Lori Falce: Trump's interest in interest rates
Aug. 1—On Wednesday,
Powell announced that the Fed was leaving short-term interest rates unchanged, declining to cut them from the 4.3% rate where they have stood for months.
That's because the Fed has two responsibilities. Established in 1913 in the wake of a 1907 financial crisis, the Fed's mandate is about the stabilizing of prices and keeping employment as high as possible.
Raise rates and it encourages people to keep their money in the bank instead of spending it. Drop rates and keeping money in the bank has less appeal, but borrowing money to buy a house or a car becomes attractive.
Powell doesn't want to do that. Pour on the fuel and you can get things too hot in the wrong way. As the nation's economic fire chief, Powell has no interest in starting a blaze he would have to put out.
The president should listen to Powell, even if he doesn't want to.
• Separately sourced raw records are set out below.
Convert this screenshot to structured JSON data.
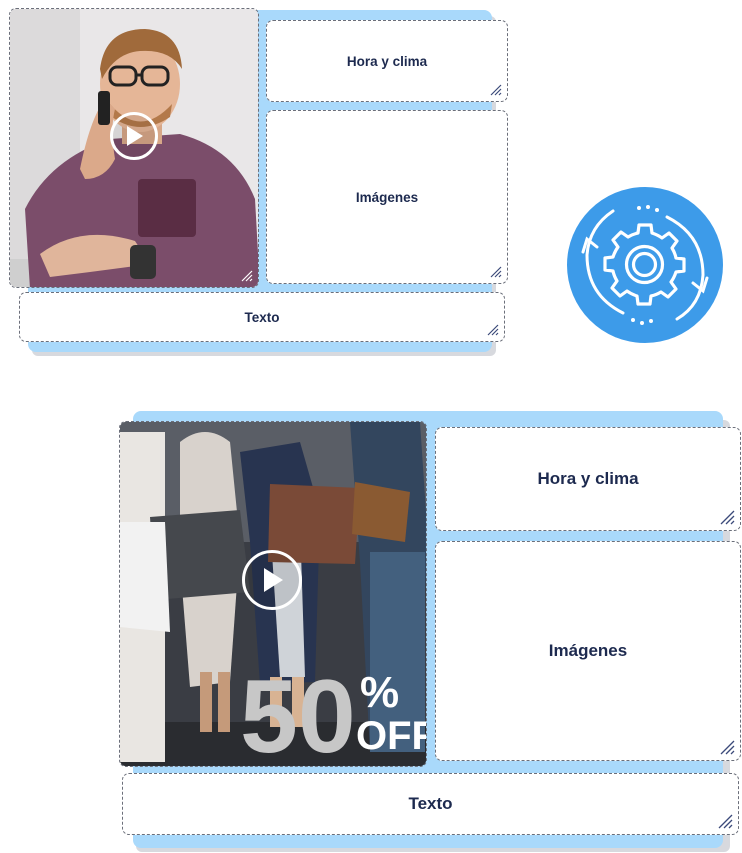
{
  "layout_small": {
    "zone_time_weather": "Hora y clima",
    "zone_images": "Imágenes",
    "zone_text": "Texto"
  },
  "layout_large": {
    "zone_time_weather": "Hora y clima",
    "zone_images": "Imágenes",
    "zone_text": "Texto",
    "promo": {
      "number": "50",
      "percent": "%",
      "off": "OFF"
    }
  },
  "icons": {
    "play": "play-icon",
    "resize": "resize-grip-icon",
    "sync": "sync-gear-icon"
  },
  "colors": {
    "panel_blue": "#a9d9fb",
    "badge_blue": "#3d9be9",
    "text_navy": "#1d2a4f"
  }
}
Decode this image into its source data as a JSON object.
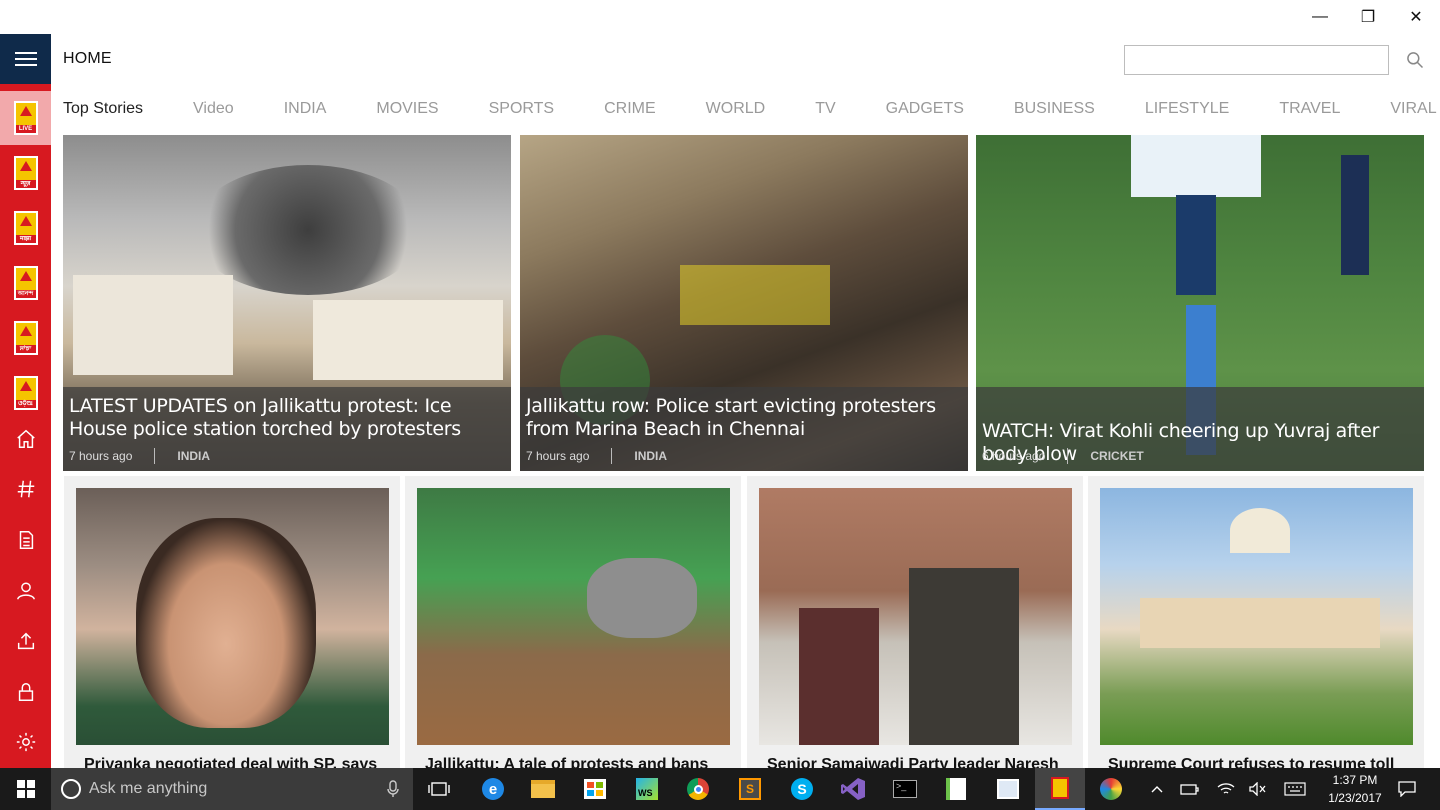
{
  "window": {
    "controls": {
      "minimize": "—",
      "maximize": "❐",
      "close": "✕"
    }
  },
  "header": {
    "title": "HOME",
    "search_placeholder": ""
  },
  "sidebar": {
    "logos": [
      "LIVE",
      "न्यूज़",
      "माझा",
      "আনন্দ",
      "ਸਾਂਝਾ",
      "ଓଡ଼ିଆ"
    ],
    "icons": [
      "home-icon",
      "hashtag-icon",
      "document-icon",
      "user-icon",
      "share-icon",
      "lock-icon",
      "settings-icon"
    ]
  },
  "tabs": [
    "Top Stories",
    "Video",
    "INDIA",
    "MOVIES",
    "SPORTS",
    "CRIME",
    "WORLD",
    "TV",
    "GADGETS",
    "BUSINESS",
    "LIFESTYLE",
    "TRAVEL",
    "VIRAL SACH"
  ],
  "top_stories": [
    {
      "title": "LATEST UPDATES on Jallikattu protest: Ice House police station torched by protesters",
      "time": "7 hours ago",
      "category": "INDIA"
    },
    {
      "title": "Jallikattu row: Police start evicting protesters from Marina Beach in Chennai",
      "time": "7 hours ago",
      "category": "INDIA"
    },
    {
      "title": "WATCH: Virat Kohli cheering up Yuvraj after body blow",
      "time": "6 hours ago",
      "category": "CRICKET"
    }
  ],
  "more_stories": [
    {
      "headline": "Priyanka negotiated deal with SP, says"
    },
    {
      "headline": "Jallikattu: A tale of protests and bans"
    },
    {
      "headline": "Senior Samajwadi Party leader Naresh"
    },
    {
      "headline": "Supreme Court refuses to resume toll"
    }
  ],
  "taskbar": {
    "search_placeholder": "Ask me anything",
    "time": "1:37 PM",
    "date": "1/23/2017"
  }
}
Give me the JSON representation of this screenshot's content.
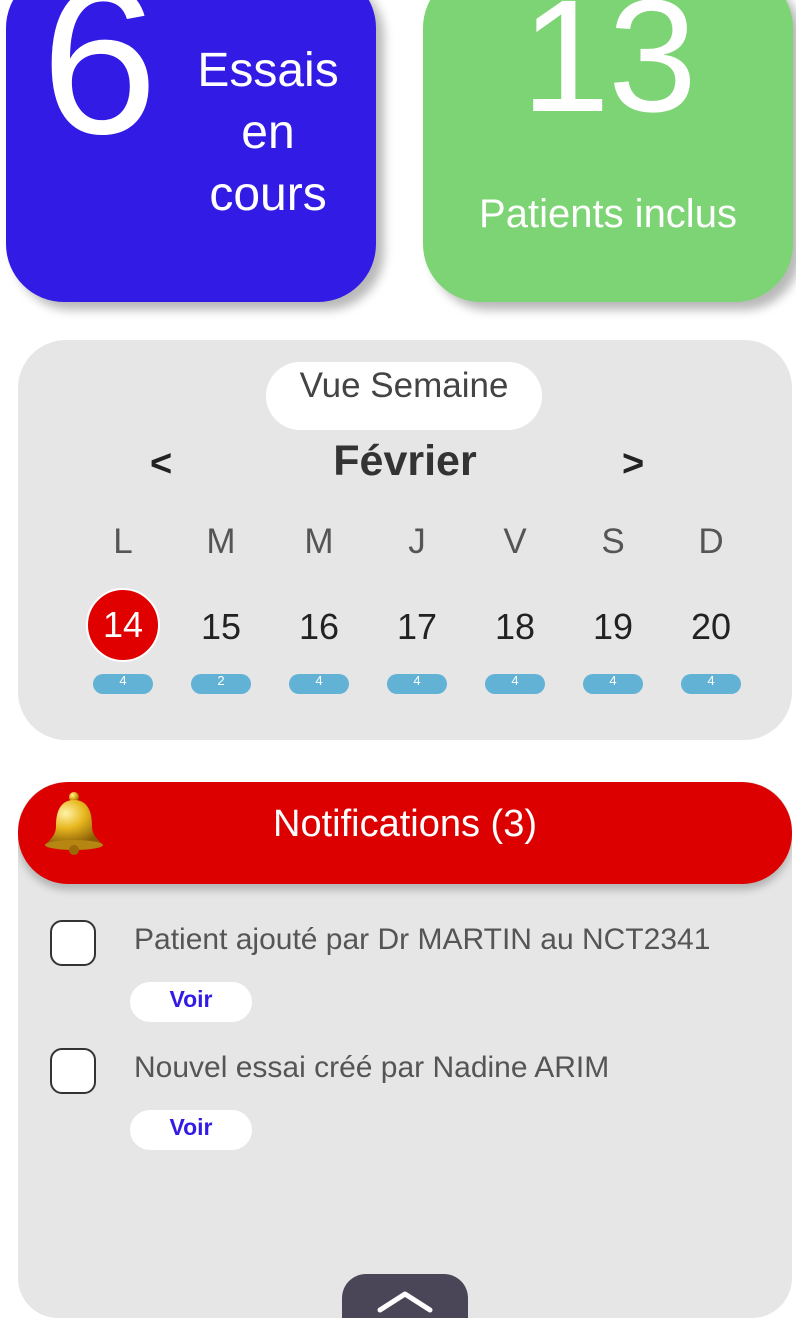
{
  "stats": {
    "trials": {
      "value": "6",
      "label_lines": [
        "Essais",
        "en",
        "cours"
      ]
    },
    "patients": {
      "value": "13",
      "label": "Patients inclus"
    }
  },
  "calendar": {
    "view_label": "Vue Semaine",
    "prev": "<",
    "next": ">",
    "month": "Février",
    "weekdays": [
      "L",
      "M",
      "M",
      "J",
      "V",
      "S",
      "D"
    ],
    "days": [
      "14",
      "15",
      "16",
      "17",
      "18",
      "19",
      "20"
    ],
    "today_index": 0,
    "event_counts": [
      "4",
      "2",
      "4",
      "4",
      "4",
      "4",
      "4"
    ],
    "colors": {
      "today": "#e00000",
      "count_pill": "#62b2d6"
    }
  },
  "notifications": {
    "title": "Notifications (3)",
    "icon": "bell-icon",
    "items": [
      {
        "text": "Patient ajouté par Dr MARTIN au NCT2341",
        "action": "Voir"
      },
      {
        "text": "Nouvel essai créé par Nadine ARIM",
        "action": "Voir"
      }
    ],
    "collapse_icon": "chevron-up-icon"
  },
  "colors": {
    "trials_card": "#331be6",
    "patients_card": "#7dd474",
    "notifications_header": "#dd0000"
  }
}
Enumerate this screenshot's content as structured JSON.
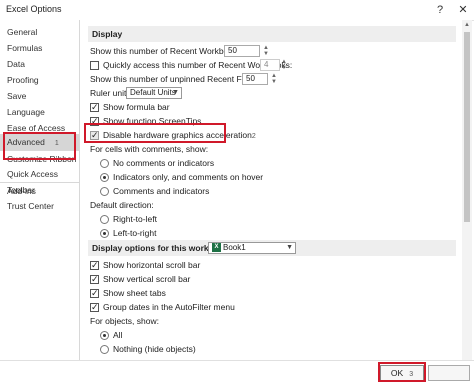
{
  "window": {
    "title": "Excel Options",
    "help_icon": "question-mark",
    "close_icon": "close-x"
  },
  "sidebar": {
    "items": [
      {
        "label": "General"
      },
      {
        "label": "Formulas"
      },
      {
        "label": "Data"
      },
      {
        "label": "Proofing"
      },
      {
        "label": "Save"
      },
      {
        "label": "Language"
      },
      {
        "label": "Ease of Access"
      },
      {
        "label": "Advanced",
        "step": "1"
      },
      {
        "label": "Customize Ribbon"
      },
      {
        "label": "Quick Access Toolbar"
      },
      {
        "label": "Add-ins"
      },
      {
        "label": "Trust Center"
      }
    ]
  },
  "display": {
    "header": "Display",
    "recent_workbooks_label": "Show this number of Recent Workbooks:",
    "recent_workbooks_value": "50",
    "quick_access_label": "Quickly access this number of Recent Workbooks:",
    "quick_access_value": "4",
    "unpinned_folders_label": "Show this number of unpinned Recent Folders:",
    "unpinned_folders_value": "50",
    "ruler_units_label": "Ruler units",
    "ruler_units_value": "Default Units",
    "show_formula_bar": "Show formula bar",
    "show_function_screentips": "Show function ScreenTips",
    "disable_hw_accel": "Disable hardware graphics acceleration",
    "disable_hw_accel_step": "2",
    "comments_group_label": "For cells with comments, show:",
    "comments_opt_none": "No comments or indicators",
    "comments_opt_indicators": "Indicators only, and comments on hover",
    "comments_opt_both": "Comments and indicators",
    "direction_label": "Default direction:",
    "direction_rtl": "Right-to-left",
    "direction_ltr": "Left-to-right"
  },
  "workbook": {
    "header": "Display options for this workbook:",
    "workbook_name": "Book1",
    "show_hscroll": "Show horizontal scroll bar",
    "show_vscroll": "Show vertical scroll bar",
    "show_sheet_tabs": "Show sheet tabs",
    "group_dates": "Group dates in the AutoFilter menu",
    "objects_label": "For objects, show:",
    "objects_all": "All",
    "objects_nothing": "Nothing (hide objects)"
  },
  "footer": {
    "ok_label": "OK",
    "ok_step": "3"
  },
  "colors": {
    "highlight": "#d0192a",
    "excel_green": "#1e7145",
    "active_item": "#d6d6d6"
  }
}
Instead, Trump is unleashing vitriol on the man at the economic helm, screaming at him in all-caps on social media.
The president is ignoring the fact that keeping the rates steady is how the Fed is allowing the country to stay as even as it has while the Trump administration juggles tariffs with every nation on the planet.
We can have someone turning international trade into a bingo game while someone keeps the banks open, or we can have interest rates on the floor while trade remains more rigidly in place. To do both at the same time is gambling with the rent money.
But maybe the president really wants this debate. Maybe he really wants to focus everyone on the spectacle of his epic feud between a 79-year-old commander-in-chief and a 72-year-old investment banker and lawyer. Maybe he wants people to focus on his own fiery outrage and Powell's subdued calm.
Because the alternative is that they keep asking about the Epstein files. That's where the interest really lies.